Jornal Mundo Espírita

Maio de 2019 Número 1618 Ano 87

Lições para a vida

A saga de uma mãe

agosto/2014

Ela nunca vai esquecer aquele dia. Médicos, uma assistente social e até um padre a levaram e o marido para uma sala do hospital e perguntaram se o desejo do filho seria seguir a vida como um vegetal ou se iria preferir desligar os aparelhos que o mantinham vivo. O caso aconteceu em outubro de 2012, em Phoenix, no Arizona, com a família da empresária Rosana Polisel, após o filho Tomás, então com vinte e nove anos, ter sofrido um acidente de paraquedas.

Deus me deu meu filho e eu não assinei nenhum contrato dizendo que só iria tê-lo comigo enquanto ele estivesse bem.

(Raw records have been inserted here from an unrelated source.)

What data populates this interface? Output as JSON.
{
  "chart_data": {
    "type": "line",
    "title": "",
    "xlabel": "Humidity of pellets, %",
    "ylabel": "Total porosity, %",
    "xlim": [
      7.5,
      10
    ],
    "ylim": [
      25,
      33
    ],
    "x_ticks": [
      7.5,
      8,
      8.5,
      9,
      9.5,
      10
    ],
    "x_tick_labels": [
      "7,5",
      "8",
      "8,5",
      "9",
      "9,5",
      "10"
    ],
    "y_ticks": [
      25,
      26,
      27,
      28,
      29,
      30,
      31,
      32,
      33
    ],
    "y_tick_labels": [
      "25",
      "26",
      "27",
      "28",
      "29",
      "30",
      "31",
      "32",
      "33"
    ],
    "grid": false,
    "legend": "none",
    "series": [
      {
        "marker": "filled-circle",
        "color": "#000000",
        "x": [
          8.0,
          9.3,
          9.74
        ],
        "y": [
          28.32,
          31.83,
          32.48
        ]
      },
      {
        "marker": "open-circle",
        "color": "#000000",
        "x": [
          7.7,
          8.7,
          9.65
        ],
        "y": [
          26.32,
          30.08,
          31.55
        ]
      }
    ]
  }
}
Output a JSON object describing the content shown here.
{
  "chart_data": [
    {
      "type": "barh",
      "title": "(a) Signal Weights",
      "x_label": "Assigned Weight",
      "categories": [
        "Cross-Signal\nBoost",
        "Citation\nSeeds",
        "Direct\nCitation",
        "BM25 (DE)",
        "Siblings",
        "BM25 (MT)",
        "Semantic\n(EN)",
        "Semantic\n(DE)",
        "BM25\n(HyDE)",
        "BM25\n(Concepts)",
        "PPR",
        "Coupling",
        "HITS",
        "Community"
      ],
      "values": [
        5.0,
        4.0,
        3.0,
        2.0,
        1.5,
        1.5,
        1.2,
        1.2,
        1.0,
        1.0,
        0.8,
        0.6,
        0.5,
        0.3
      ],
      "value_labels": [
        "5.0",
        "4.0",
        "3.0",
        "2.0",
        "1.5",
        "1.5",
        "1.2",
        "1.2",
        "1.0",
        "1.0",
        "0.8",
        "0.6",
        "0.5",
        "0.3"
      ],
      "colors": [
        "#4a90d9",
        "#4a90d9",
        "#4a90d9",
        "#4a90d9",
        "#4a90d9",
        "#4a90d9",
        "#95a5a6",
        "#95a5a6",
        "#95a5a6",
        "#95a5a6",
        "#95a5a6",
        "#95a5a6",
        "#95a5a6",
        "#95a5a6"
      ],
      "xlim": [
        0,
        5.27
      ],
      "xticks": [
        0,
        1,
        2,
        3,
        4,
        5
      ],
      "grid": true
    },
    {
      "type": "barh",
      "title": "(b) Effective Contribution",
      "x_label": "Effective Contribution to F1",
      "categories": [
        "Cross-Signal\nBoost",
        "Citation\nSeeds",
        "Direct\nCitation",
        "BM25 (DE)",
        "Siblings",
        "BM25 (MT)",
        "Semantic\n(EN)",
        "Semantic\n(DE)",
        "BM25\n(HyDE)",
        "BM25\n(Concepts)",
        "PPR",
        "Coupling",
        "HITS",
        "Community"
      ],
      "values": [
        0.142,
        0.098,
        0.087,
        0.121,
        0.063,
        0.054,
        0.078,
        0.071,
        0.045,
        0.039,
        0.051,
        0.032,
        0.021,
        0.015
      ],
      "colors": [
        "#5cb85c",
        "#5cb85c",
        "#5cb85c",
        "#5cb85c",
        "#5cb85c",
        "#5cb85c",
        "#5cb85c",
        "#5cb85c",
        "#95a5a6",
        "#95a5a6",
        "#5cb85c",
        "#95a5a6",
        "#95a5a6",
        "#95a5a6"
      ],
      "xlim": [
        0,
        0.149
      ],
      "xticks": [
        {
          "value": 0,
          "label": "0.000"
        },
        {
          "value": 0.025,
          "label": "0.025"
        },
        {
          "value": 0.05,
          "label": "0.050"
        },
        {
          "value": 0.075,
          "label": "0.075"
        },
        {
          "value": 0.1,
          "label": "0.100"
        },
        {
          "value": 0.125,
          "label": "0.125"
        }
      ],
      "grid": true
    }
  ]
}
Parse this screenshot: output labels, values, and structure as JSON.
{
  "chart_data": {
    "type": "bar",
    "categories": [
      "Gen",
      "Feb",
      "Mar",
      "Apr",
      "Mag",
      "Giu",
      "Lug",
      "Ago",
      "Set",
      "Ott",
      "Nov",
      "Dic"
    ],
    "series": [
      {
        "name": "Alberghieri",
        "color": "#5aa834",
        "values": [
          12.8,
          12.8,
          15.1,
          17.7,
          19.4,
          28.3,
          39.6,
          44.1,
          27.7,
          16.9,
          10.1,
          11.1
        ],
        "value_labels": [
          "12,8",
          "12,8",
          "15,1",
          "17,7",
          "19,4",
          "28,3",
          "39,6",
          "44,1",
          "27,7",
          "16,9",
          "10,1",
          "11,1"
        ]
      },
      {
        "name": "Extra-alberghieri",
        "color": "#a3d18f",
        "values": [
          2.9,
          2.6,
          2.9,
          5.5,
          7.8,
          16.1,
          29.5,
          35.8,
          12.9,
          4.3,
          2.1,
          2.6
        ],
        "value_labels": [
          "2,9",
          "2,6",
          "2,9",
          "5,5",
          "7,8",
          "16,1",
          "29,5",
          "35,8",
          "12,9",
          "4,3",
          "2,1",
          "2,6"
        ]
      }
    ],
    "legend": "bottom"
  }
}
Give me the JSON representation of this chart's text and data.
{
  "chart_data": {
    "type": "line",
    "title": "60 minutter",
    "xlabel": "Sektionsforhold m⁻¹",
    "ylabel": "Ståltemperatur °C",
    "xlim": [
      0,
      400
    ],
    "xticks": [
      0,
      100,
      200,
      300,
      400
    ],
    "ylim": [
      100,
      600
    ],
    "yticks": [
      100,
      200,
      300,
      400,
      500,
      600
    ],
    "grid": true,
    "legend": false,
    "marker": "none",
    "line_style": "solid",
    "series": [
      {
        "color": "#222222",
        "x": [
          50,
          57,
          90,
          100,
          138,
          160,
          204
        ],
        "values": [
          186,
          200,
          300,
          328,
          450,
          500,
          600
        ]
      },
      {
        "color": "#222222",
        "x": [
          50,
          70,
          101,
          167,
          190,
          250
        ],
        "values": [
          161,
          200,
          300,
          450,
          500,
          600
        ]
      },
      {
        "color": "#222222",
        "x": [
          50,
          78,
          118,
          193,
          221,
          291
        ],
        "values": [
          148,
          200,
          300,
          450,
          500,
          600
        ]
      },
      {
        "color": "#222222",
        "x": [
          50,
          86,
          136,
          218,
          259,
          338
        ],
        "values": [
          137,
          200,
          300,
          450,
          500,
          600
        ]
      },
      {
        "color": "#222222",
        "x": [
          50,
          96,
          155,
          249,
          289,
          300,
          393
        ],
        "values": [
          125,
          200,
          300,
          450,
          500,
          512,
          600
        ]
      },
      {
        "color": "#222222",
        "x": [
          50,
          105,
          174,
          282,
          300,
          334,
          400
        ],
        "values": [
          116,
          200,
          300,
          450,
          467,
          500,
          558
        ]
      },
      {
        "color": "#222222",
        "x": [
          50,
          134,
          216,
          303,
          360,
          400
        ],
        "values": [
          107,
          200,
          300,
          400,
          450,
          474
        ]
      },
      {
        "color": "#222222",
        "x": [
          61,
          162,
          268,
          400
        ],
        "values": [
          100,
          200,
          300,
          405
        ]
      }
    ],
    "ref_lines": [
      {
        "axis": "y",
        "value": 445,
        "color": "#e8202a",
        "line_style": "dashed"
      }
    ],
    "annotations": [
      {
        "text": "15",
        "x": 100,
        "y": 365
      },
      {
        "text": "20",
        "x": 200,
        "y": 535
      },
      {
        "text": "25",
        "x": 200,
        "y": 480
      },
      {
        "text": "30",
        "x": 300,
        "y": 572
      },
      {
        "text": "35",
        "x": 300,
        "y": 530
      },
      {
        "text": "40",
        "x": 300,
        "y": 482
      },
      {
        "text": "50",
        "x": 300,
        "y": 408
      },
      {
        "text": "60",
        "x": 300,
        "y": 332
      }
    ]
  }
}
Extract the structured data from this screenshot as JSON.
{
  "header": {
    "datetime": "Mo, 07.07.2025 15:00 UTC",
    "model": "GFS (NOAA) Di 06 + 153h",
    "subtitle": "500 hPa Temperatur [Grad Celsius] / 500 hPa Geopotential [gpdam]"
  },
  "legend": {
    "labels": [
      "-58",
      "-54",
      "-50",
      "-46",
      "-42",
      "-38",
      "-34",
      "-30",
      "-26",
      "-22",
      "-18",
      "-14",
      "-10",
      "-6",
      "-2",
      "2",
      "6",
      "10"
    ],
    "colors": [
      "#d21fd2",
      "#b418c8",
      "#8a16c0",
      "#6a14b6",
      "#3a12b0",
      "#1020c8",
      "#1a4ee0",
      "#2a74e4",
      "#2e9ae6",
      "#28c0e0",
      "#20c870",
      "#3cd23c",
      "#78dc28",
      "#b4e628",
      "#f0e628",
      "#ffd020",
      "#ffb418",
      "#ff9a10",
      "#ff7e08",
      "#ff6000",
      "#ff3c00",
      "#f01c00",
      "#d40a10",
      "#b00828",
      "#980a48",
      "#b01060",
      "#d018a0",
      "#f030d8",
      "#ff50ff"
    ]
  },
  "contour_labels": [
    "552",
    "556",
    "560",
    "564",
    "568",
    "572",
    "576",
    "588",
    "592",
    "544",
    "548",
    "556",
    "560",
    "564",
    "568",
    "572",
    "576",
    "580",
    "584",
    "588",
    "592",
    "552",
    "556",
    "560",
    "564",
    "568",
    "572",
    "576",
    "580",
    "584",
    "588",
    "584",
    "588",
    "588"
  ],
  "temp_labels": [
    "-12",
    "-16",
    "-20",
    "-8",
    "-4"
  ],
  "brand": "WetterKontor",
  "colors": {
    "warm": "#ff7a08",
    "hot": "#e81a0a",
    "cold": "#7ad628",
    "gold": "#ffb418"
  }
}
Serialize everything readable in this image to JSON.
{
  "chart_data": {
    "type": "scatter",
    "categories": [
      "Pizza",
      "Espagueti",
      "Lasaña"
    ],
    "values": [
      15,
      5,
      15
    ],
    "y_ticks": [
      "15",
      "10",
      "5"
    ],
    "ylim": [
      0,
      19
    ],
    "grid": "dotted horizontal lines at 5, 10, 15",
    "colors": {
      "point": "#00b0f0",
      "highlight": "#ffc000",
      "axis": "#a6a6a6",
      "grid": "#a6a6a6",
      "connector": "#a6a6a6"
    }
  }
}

Ele será sempre meu filho e digo que Deus me dá forças todos os dias pois meu lado humano de mãe não suportaria tudo isso, relata Rosana, que também é mãe de Maíra e Vitor.

O acidente com Tomás aconteceu no dia 26 de outubro, durante as férias dele. O paraquedas não abriu, o reserva se enroscou com o principal fazendo com que ele caísse praticamente em queda livre. Ele ficou tetraplégico.

Tomás era um jovem bem sucedido. Analista de sistemas,  havia acabado de ganhar um carro da multinacional onde trabalhava. Não teve, no entanto, nem a chance de ver o veículo. Apaixonado por esportes radicais tinha experiência com cinquenta e três saltos no Brasil, sendo que o dia do acidente foi seu primeiro salto no Exterior.

Cerca de quarenta dias após o acidente, a família conseguiu fazer a remoção do jovem para o Hospital das Clínicas, em São Paulo. Ele passou por várias cirurgias.

A empresária diz que cada dia é uma conquista. A primeira delas foi em setembro de 2013, quando o filho pôde, enfim, ir para casa, onde foi montada uma verdadeira estrutura para recebê-lo.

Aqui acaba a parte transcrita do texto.